Posted in: Netflix, TV | Tagged: Arcane, CGI animation, Jinx, league of legend, netflix
Arcane: Act 3 Review – Animated Fantasy May Be Game of Thrones Equal
Arcane: Act 3 is the climax the series promised, a dark, downbeat, heartbreaking yet exhilarating payoff to everything that came before. It has become the best fantasy show on Netflix and one of the best fantasy series out there. The pleasant surprise of the Netflix animated series is that its characters may be common personality and genre types and so are its plot beats but goes deep on the characters' emotions and the story often swerves in unexpected directions. Vi is a hotheaded brawler with a heart of gold; Caitlyn is an idealistic cop from a privileged family who wants to save the city, Jayce is an idealistic scientist who wants to do the right thing and help as many people as possible; Silco is a ruthless crime boss willing to kill and destroy anyone who gets in his way; Jinx is a damaged, destructive, murderous agent of Chaos.
Yet Vi but also has guilt over her past treatment of her sister Jinx and is desperate to find and save her; Caitlyn finds her ideals challenged when confronted by the city's exploitation and neglect of the people in Zaun; Jayce ends up having to do bad things to achieve his goals and is horrified by the consequences; Silco's soft spot is his love for his adopted daughter Jinx because he thinks she has the same pain of betrayal and abandonment he does. He's trying to heal himself by loving her as a daughter, but he's in denial that she's more broken than he is, and that might prove his undoing.
And it all comes down to Jinx. She's responsible for literally everything that happens in the entire show. All of her actions have ripple effects for all the characters, starting with her interaction with the Hextech orb that she first stole as a child in Act 1. She goes from a sweet but accident-prone child in Act 1 to a grow-up murderous, psychotic agent of Chaos who destroys virtually everything she touches. In League of Legends, Jinx became the game's mascot. She was a Harley Quinn manqué whose antics were slapstick destruction in the promo videos. In Arcane, she's been reimagined as dark and tragic, not light and funny. The destruction she causes is horrific. She's as much the face of the show as she is its center. Every time something is about to go right for someone, she shows up to mess it up. In the cutscenes, it's comedy.
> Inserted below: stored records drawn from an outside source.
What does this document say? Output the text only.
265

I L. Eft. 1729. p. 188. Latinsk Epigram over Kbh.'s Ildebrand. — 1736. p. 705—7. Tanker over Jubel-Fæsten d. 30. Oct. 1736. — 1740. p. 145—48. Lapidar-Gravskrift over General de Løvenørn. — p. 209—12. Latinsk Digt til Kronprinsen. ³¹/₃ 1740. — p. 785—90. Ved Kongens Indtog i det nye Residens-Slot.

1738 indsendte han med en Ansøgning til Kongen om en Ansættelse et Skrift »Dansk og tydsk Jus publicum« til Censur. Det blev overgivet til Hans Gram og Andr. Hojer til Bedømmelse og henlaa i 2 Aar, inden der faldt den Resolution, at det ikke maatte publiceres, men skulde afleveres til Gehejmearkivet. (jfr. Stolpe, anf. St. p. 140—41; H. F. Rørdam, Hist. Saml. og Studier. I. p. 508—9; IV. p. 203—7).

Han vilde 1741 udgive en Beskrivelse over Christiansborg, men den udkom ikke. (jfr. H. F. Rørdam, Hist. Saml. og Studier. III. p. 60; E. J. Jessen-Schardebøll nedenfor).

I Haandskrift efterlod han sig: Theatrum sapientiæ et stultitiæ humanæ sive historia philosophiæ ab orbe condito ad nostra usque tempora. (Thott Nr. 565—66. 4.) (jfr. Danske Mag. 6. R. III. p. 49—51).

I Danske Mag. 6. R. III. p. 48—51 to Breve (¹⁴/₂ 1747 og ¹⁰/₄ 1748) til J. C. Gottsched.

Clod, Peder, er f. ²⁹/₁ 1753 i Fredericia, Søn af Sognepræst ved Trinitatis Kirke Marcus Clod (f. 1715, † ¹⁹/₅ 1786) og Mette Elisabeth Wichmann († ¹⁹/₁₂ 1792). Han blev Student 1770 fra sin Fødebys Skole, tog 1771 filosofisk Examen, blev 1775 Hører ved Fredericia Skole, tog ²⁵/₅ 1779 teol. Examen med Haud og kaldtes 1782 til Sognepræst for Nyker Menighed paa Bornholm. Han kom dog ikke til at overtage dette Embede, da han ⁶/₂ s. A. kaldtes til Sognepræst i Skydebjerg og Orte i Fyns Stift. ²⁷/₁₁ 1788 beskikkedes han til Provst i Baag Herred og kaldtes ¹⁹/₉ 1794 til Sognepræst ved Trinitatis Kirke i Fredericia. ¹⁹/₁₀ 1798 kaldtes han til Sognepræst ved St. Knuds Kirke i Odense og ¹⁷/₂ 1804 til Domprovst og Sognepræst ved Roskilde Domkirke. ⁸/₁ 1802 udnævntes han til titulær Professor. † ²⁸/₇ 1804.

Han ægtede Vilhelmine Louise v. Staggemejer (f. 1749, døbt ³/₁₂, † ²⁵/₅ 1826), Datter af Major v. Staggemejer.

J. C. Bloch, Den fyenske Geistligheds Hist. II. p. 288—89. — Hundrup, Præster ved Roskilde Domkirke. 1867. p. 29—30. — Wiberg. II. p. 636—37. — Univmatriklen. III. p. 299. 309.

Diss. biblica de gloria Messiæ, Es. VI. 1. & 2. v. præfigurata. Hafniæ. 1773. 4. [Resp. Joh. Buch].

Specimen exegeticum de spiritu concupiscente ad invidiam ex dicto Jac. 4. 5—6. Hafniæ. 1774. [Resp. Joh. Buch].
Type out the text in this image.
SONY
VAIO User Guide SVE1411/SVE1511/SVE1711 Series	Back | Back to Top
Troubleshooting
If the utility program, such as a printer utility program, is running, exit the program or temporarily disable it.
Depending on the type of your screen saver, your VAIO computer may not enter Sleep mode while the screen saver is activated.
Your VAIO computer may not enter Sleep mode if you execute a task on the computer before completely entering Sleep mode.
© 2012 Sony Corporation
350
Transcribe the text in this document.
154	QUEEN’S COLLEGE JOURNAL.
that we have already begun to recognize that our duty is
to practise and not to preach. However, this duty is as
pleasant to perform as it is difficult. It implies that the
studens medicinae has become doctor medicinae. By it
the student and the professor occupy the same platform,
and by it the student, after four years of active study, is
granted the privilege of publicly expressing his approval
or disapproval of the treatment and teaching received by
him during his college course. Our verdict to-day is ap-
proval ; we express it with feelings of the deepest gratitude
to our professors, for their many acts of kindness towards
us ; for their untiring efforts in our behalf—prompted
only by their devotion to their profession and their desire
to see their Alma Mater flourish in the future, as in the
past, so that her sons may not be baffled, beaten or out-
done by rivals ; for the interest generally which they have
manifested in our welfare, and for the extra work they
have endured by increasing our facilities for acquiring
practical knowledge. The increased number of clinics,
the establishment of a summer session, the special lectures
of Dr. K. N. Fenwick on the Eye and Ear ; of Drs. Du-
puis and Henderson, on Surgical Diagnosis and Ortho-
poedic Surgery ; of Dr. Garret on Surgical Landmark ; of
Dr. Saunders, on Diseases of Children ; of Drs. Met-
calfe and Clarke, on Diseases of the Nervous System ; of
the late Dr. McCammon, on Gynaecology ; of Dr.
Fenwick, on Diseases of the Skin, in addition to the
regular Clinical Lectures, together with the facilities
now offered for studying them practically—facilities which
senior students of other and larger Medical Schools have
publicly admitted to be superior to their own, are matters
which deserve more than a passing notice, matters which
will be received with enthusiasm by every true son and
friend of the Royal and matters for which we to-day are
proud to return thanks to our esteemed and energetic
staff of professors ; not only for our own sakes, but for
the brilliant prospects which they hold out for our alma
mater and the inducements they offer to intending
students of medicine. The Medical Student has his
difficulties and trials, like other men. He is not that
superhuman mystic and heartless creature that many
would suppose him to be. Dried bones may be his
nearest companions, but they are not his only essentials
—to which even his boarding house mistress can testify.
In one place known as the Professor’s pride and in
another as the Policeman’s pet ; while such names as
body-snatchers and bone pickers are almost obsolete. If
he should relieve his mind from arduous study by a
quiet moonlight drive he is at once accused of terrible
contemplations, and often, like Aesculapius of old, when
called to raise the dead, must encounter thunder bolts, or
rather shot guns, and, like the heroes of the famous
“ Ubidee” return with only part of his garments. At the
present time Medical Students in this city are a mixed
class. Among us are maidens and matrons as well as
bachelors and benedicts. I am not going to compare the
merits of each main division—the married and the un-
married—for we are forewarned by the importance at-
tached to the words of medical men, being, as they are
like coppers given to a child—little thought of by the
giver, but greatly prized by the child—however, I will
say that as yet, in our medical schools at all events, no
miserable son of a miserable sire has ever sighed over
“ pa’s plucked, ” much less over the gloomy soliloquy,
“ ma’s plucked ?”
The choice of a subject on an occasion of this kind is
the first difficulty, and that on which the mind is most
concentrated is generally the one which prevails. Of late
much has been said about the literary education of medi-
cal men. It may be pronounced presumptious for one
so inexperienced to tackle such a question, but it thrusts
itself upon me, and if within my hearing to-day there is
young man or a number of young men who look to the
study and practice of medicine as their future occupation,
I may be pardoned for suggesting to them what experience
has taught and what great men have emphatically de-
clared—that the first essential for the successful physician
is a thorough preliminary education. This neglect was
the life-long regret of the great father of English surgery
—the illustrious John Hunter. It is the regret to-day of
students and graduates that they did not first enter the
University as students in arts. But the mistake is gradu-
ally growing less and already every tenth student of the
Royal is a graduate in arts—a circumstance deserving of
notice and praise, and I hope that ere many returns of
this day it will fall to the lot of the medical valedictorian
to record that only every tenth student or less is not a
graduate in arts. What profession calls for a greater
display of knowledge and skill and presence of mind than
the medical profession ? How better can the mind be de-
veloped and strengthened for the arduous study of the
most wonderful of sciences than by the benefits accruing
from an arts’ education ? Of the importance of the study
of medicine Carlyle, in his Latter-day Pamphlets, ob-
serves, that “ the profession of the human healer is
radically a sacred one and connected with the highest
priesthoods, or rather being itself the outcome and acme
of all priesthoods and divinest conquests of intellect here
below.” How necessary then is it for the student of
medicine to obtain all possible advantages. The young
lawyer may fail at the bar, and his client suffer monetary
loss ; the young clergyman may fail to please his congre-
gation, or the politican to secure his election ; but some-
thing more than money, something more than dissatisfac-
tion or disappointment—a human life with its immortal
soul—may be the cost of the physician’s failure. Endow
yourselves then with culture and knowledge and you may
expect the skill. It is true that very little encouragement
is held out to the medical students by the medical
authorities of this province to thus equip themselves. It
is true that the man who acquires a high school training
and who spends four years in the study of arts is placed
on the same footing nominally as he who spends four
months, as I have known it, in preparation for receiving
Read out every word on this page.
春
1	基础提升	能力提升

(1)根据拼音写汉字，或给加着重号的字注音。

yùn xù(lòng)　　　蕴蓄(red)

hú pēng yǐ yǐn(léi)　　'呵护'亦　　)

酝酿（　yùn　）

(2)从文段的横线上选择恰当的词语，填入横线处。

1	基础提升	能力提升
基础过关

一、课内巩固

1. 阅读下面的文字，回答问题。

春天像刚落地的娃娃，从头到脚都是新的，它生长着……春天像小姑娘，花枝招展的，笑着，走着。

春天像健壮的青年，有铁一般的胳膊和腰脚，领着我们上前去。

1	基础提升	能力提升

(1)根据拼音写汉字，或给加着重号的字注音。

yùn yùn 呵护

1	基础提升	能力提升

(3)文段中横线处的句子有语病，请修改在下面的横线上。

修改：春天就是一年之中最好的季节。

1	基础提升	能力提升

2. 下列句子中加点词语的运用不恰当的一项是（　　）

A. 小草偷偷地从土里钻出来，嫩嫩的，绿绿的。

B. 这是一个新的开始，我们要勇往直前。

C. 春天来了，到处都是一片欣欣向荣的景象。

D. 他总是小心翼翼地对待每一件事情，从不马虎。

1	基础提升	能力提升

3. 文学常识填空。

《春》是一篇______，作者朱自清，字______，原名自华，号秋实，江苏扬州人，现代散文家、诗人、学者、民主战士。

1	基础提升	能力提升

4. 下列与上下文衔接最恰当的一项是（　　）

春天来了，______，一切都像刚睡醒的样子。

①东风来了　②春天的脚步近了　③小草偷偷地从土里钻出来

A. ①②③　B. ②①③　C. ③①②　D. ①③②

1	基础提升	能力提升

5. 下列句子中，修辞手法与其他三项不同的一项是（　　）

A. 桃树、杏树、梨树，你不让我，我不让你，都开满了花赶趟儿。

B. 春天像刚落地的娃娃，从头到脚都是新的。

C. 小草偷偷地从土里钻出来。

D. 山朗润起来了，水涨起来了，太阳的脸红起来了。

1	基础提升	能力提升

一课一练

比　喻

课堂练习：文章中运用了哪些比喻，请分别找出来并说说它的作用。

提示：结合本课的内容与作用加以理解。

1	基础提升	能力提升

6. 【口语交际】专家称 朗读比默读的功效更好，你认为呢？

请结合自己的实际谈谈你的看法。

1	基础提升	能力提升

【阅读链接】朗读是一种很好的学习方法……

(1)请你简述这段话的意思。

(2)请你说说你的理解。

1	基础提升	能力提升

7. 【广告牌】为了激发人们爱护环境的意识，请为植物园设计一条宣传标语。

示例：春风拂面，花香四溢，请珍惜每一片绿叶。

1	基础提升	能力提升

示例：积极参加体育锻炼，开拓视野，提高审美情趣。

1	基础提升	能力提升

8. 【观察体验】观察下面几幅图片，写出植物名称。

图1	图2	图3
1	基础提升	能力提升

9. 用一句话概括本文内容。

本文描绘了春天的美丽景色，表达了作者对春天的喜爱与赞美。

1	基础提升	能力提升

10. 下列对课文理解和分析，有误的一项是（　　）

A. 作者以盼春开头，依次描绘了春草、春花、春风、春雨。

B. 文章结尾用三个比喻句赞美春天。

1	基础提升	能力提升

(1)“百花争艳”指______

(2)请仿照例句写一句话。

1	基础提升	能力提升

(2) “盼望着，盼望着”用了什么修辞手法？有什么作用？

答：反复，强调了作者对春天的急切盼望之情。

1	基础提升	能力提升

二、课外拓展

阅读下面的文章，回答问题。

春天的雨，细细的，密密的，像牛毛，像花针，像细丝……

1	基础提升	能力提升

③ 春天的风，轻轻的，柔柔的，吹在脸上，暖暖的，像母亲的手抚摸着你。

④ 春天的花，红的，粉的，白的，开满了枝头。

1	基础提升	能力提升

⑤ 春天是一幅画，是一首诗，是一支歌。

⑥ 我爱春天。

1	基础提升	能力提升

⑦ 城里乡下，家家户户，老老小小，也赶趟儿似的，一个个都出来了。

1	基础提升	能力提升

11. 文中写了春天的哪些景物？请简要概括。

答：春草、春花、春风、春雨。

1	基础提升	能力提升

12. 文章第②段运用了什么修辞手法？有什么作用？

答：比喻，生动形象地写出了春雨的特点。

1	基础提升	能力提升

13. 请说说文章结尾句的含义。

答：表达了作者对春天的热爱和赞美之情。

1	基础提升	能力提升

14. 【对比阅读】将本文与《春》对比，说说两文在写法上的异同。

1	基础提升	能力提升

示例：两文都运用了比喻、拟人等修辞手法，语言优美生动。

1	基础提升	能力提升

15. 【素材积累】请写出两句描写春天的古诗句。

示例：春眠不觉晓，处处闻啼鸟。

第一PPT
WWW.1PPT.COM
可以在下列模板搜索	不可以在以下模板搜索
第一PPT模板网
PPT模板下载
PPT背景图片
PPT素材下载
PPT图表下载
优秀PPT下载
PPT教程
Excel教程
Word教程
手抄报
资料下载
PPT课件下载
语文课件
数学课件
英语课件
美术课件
In this show, it's tragic with monumental consequences.
Arcane might be the animated fantasy show's version of Game of Thrones. It's morally complex. The good guys do not always do good things, the bad guys are nuanced, and situations that look like the usual plot tropes keep swerving in unexpected directions. And most of all, it features a cast of characters that viewers will become invested in and want to follow for as long as the show is around. And Arcane turns Silco, our Big Bad, into its most complex. He's a bad man. He knows it. He's utterly ruthless. He's perfectly willing to kill kids without batting an eyelash, yet Jinx was the one child who broke through to him because he totally identifies with her pain. And he'll forgive her for everything she does, no matter how bad. It's a sign of the show's intent that his final moment in the finale is the most heartbreaking In the series, one he shares with Jinx.
Arcane ends on a cliffhanger that suggests there's a lot more story to come. Fans of the game will see that only half the main characters have their origins told and got the weapons that defined them as the player characters in the game while the rest are still on their way.
The complete first season of Arcane is now streaming on Netflix.